Asteraceae is also known as the sunflower family. These plants are characterized by rough, hairy stems with either divided or lobed leaves. The scientific name for ragweed is Ambrosia, which probably refers to their tenaciousness, and should not be confused with the dessert or the legendary food of the Greek gods.
Many ragweed plants produce allergens that cause hayfever suffers to show symptoms. Hayfever usually occurs when plants are producing pollen, the substance that causes allergic reactions, which is at its peak, in North America, during August and September. Pollen counts are usually the highest right after the sun rises for the day. When this substance is inhaled by an allergy sufferer, his body identifies it as a potentially harmful foreign agent, and mounts an immune response. The allergy sufferer may then begin to exhibit symptoms like itchy and watery eyes, runny nose, and sneezing.

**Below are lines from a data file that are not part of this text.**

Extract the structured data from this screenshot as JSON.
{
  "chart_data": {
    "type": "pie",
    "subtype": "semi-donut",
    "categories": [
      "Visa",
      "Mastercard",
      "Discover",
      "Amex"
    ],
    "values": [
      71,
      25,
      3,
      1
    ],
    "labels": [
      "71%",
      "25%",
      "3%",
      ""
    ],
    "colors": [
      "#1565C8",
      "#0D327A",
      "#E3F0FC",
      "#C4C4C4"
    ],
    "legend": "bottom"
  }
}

The common ragweed plant, Ambrosia artemisiifolia, is so named because it is the most common of all the ragweed plants in North America. It is an annual, which means it dies after it produces seeds, so only lives about a year. The plant is also very invasive and has spread to Europe and Japan. It is also known to be a very strong allergen for those who suffer from seasonal allergies.
The giant ragweed plant, Ambrosia trifida, is one of the most competitive ragweed plants in North America. A competitive plant is one that will choke out other plants, and take over areas and resources. As a weed, it is a particular bane to farmers. It can reduce the yields of crops like corn and soybeans by 50% or more.
While it is probably impossible to eradicate these invasive plants completely, they can be controlled. An annual ragweed plant, like either the giant or common ragweed plant, can easily be killed off if it is mowed or chopped down. To help allergy sufferers, mowing down fields of the plants before they flower may greatly help reduce the amount of pollen that is present in the air.
Some plants that bloom in late summer or early fall are often mistaken as ragweed plants. For example, many people falsely label goldenrod as a ragweed plant. Goldenrod is a perennial with bright yellow flowers. It is not as invasive and does not cause allergy issues like many of the ragweed plants.